A good all through the painting topic guide can be found here.:

http://www.how-to-paint-miniatures.com

The main "trick" which is easy to do can be seen in this picture.:

paint_layers.gif

- you basically paint everthing in one base color (which might not be needed for the small TIEs).

- you then water down a i.e. black unti you can see through it quite well when the paint is running over the walls of your mixture glas. apply that paint everywhere over the model without any precision. pick up very large pools of paint going over multiple textured sections. while it dries it will receed to pool inside the cracks and valleys on the model and make them look shaded/darker. this is what people call washing or inking. its maybe the only step needed for the TIEs as ppl. where suggesting.

- afterwards you can do the opposite with a highlight color. you apply very little thick(unwatered) color to a brush with short hairs similar to a thoothbrush. then you stroke that brush over some cardboard until it only leaves some very dry color residuals on the cardboard. with that brush you can then "drybrush" over the miniature which will effectively only hit the higher areas as the paint cant flow into the cracks anymore as its already to dry and the brush hair is short and more stiff than usual.

by that sceme you can easily (without the need for accuracy with the brush) apply 3 layers of shades to the valleys and hills of a model. without any brush precision this looks quite nice and far supperior to just painting base color which always loos kinda artificial. the "skill" with wash and drybrush which you will develop over time is to judge how well you have to be able to see through the ink while its running over the wall of your mixture glass and how "dry" the color has to be in the drybrush step. watering more and drying more in the first run and then doing it multiple times is the save way.

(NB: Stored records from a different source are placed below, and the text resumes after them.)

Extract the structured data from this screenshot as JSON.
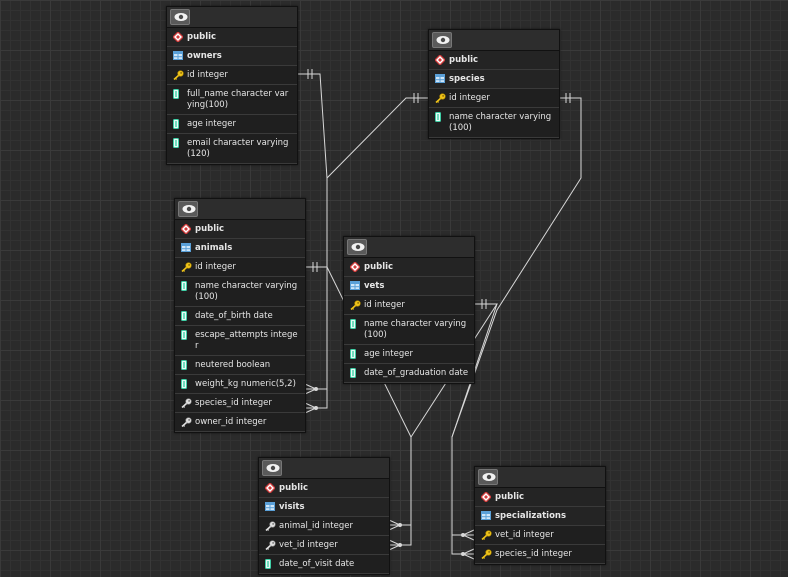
{
  "tables": [
    {
      "id": "owners",
      "schema": "public",
      "name": "owners",
      "columns": [
        {
          "kind": "pk",
          "text": "id integer"
        },
        {
          "kind": "col",
          "text": "full_name character varying(100)"
        },
        {
          "kind": "col",
          "text": "age integer"
        },
        {
          "kind": "col",
          "text": "email character varying(120)"
        }
      ]
    },
    {
      "id": "species",
      "schema": "public",
      "name": "species",
      "columns": [
        {
          "kind": "pk",
          "text": "id integer"
        },
        {
          "kind": "col",
          "text": "name character varying(100)"
        }
      ]
    },
    {
      "id": "animals",
      "schema": "public",
      "name": "animals",
      "columns": [
        {
          "kind": "pk",
          "text": "id integer"
        },
        {
          "kind": "col",
          "text": "name character varying(100)"
        },
        {
          "kind": "col",
          "text": "date_of_birth date"
        },
        {
          "kind": "col",
          "text": "escape_attempts integer"
        },
        {
          "kind": "col",
          "text": "neutered boolean"
        },
        {
          "kind": "col",
          "text": "weight_kg numeric(5,2)"
        },
        {
          "kind": "fk",
          "text": "species_id integer"
        },
        {
          "kind": "fk",
          "text": "owner_id integer"
        }
      ]
    },
    {
      "id": "vets",
      "schema": "public",
      "name": "vets",
      "columns": [
        {
          "kind": "pk",
          "text": "id integer"
        },
        {
          "kind": "col",
          "text": "name character varying(100)"
        },
        {
          "kind": "col",
          "text": "age integer"
        },
        {
          "kind": "col",
          "text": "date_of_graduation date"
        }
      ]
    },
    {
      "id": "visits",
      "schema": "public",
      "name": "visits",
      "columns": [
        {
          "kind": "fk",
          "text": "animal_id integer"
        },
        {
          "kind": "fk",
          "text": "vet_id integer"
        },
        {
          "kind": "col",
          "text": "date_of_visit date"
        }
      ]
    },
    {
      "id": "specializations",
      "schema": "public",
      "name": "specializations",
      "columns": [
        {
          "kind": "pk",
          "text": "vet_id integer"
        },
        {
          "kind": "pk",
          "text": "species_id integer"
        }
      ]
    }
  ]
}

vallejo colors are imo industries best, if you dont have colors yet.

for models the size of TIEs you can probably skip the base color compleetly. if you want to do base color (i.e. red striped on the x-wings) then the base color step is the one where you need precision with a very small brush. one thing important while appliing base color is to not use too thick color! it should not change the texture on the model at all if possible. i usualy water the color down with like 10% to 25% water (just dip the brush in water, shake the drop of and then dip that brush in the color). the skill with base color you will develop is pricision with the brush. try to avoid painting 90° to the brush axis. try to allways pull from brush tip towards end of the brush. do the difficult outline of areas first then fill it. With drawing a precise line between two neigthbouring areas i use to paint the one area which has the slope at the border first and then the other which is flat. i.e. large boot over pants the boot usualy slopes down to the pants. so paint the boot first as paiting on the slop is more difficult. dont worry to much about precision as wash and drybrush will blur out those boarders anyway.

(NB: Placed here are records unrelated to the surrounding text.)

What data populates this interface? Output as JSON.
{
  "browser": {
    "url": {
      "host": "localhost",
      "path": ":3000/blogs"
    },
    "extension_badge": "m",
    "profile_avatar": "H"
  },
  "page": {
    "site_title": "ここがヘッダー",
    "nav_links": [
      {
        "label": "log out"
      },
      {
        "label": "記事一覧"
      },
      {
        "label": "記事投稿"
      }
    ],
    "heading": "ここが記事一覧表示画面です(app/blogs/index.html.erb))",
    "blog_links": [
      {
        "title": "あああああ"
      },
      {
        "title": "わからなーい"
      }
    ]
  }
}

if you go for larger models there is a 4th step of painting the whole miniature in the same "primer color" first in order to make the other layers stick better to it. if you use black as that color the mini will get darkder overall. if you use white it will be shiny. if most parts of the mini in the end should be glorious shiny knigts in bright yellow or red armor you should not use black primer but plain white or bright gray instead.

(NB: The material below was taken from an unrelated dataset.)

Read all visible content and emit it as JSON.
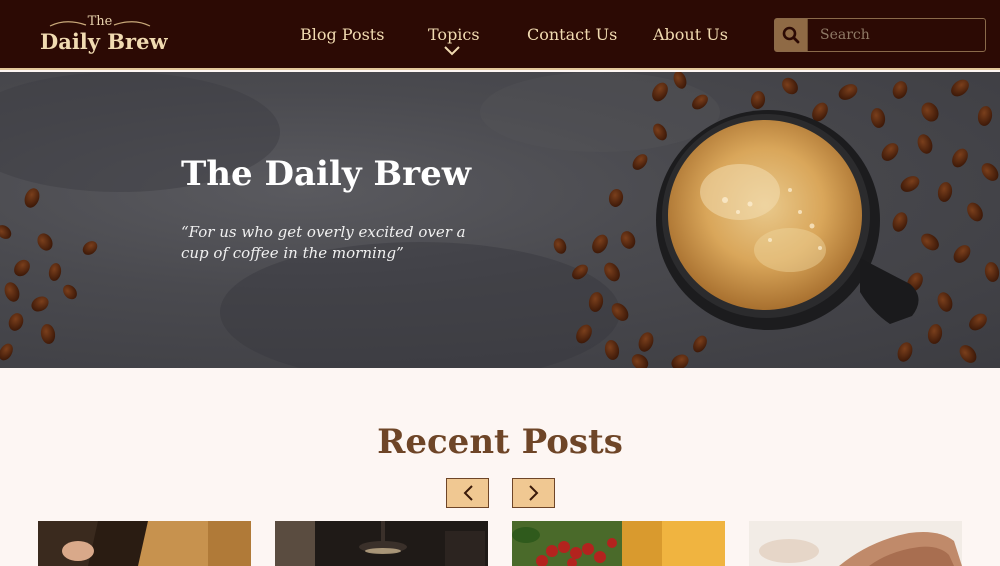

if your uncertain if you would mess up your first model trial you can try this stuff out using any kind of exposable textured ebject first. i.e. a walnut or some other thinigs with finer structure than that.

Edited by madtulip

This is the most concise and straight forward summary of miniture painting I've ever seen. Bra-freaking-vo. Very well done.

Proxy for the deathstar:

IBDMS-Gymnastikball-450x299.jpg

I feel like there's a line in there about targeting exhausts ports... Double entendre meter overload!

Proxy for the deathstar:

IBDMS-Gymnastikball-450x299.jpg

I feel like there's a line in there about targeting exhausts ports... Double entendre meter overload!

I'd turn off her targeting compu......wait, thats not right.